The hearing of four questions of law posed by the Malaysian Bar in its challenge of the top two judges’ appointment concluded today, with the Federal Court to deliver its decision on a date to be fixed later.

The seven-man panel today was headed by Tan Sri Hasan Lah and composed of Tan Sri Zainun Ali, Tan Sri Ramly Ali, Tan Sri Zaharah Ibrahim, Datuk Seri Balia Yusof Wahi, Tan Sri Aziah Ali and Datuk Alizatul Khair Osman Khairuddin.

On October 10, 2017, the Malaysian Bar filed a lawsuit against Chief Justice Raus and his immediate predecessor Tun Arifin Zakaria, Court of Appeal president Zulkefli, and the Malaysian government.

The Malaysian Bar had sought various court orders, including declarations that the appointment of Raus and Zulkefli as additional judges and their subsequent appointments as Chief Justice and Court of Appeal president are “unconstitutional and void”.

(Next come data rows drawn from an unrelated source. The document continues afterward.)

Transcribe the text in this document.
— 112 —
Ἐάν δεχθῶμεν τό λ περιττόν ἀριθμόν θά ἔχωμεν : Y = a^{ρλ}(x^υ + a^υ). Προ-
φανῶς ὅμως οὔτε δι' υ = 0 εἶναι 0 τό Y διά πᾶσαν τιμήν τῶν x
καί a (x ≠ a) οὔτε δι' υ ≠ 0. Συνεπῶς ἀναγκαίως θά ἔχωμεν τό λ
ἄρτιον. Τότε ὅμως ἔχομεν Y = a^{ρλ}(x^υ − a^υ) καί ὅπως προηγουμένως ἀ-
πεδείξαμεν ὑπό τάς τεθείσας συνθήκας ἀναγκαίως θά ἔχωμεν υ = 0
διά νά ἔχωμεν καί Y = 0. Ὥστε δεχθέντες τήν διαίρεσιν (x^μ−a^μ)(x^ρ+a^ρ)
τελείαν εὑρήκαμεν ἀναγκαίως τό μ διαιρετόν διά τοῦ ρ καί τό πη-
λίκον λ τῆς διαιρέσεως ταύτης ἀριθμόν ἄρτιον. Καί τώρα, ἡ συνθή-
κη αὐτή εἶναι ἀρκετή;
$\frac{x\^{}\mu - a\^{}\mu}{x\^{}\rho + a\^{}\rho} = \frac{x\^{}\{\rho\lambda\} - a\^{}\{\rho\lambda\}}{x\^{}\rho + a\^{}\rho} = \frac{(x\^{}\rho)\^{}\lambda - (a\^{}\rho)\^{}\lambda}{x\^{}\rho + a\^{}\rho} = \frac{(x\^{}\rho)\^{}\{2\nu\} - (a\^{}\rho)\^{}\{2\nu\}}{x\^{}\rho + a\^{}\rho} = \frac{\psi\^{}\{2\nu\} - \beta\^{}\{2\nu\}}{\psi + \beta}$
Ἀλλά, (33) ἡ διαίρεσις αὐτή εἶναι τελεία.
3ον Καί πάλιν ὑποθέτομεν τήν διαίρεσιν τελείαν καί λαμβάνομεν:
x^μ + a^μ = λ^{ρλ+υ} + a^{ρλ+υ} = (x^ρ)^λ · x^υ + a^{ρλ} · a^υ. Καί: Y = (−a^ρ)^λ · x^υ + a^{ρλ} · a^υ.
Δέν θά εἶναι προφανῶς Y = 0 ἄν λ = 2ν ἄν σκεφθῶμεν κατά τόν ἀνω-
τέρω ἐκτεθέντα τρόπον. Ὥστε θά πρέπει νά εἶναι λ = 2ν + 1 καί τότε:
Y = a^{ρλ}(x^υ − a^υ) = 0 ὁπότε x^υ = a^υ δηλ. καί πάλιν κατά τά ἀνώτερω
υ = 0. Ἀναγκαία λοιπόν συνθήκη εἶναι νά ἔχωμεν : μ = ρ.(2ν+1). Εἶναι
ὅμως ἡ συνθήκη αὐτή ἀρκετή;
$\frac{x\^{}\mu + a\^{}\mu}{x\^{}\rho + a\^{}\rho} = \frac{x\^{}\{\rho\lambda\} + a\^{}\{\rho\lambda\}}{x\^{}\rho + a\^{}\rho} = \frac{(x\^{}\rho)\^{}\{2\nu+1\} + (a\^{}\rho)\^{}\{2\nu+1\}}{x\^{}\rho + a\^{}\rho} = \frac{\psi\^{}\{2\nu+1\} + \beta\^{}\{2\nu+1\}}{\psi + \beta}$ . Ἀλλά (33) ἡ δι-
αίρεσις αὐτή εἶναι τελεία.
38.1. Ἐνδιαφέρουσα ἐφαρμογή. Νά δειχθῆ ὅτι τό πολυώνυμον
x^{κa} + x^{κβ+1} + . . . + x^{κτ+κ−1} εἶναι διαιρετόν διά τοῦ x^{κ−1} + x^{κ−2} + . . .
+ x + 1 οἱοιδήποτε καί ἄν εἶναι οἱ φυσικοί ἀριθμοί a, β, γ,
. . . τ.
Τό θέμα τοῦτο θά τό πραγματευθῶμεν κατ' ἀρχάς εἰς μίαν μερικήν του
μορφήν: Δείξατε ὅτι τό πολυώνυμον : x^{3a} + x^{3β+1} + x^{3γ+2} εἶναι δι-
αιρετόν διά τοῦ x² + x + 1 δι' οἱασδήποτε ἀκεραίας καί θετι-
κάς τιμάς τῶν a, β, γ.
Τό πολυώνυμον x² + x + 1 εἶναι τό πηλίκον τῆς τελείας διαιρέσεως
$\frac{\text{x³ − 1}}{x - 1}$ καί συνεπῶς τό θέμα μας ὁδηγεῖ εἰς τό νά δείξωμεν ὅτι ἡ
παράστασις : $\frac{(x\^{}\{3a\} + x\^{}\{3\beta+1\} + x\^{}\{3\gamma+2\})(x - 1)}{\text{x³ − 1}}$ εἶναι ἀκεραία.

In the Malaysian Bar’s lawsuit, the Muslim Lawyers Association of Malaysia is intervener. Lawyers held a watching brief for Tun Dr Mahathir Mohamad, who had last year filed two separate lawsuits to push for the cancellation of the two judges’ appointment.

The Malaysian Bar’s lawsuit was heard together with a similar court challenge by Ranbir Singh Sangha, who sued on behalf of the Advocates Association of Sarawak.

Ranbir adopted the arguments presented by the Malaysian Bar.

The Sabah Law Society appeared as an amicus curiae or friend of the court in Ranbir’s case.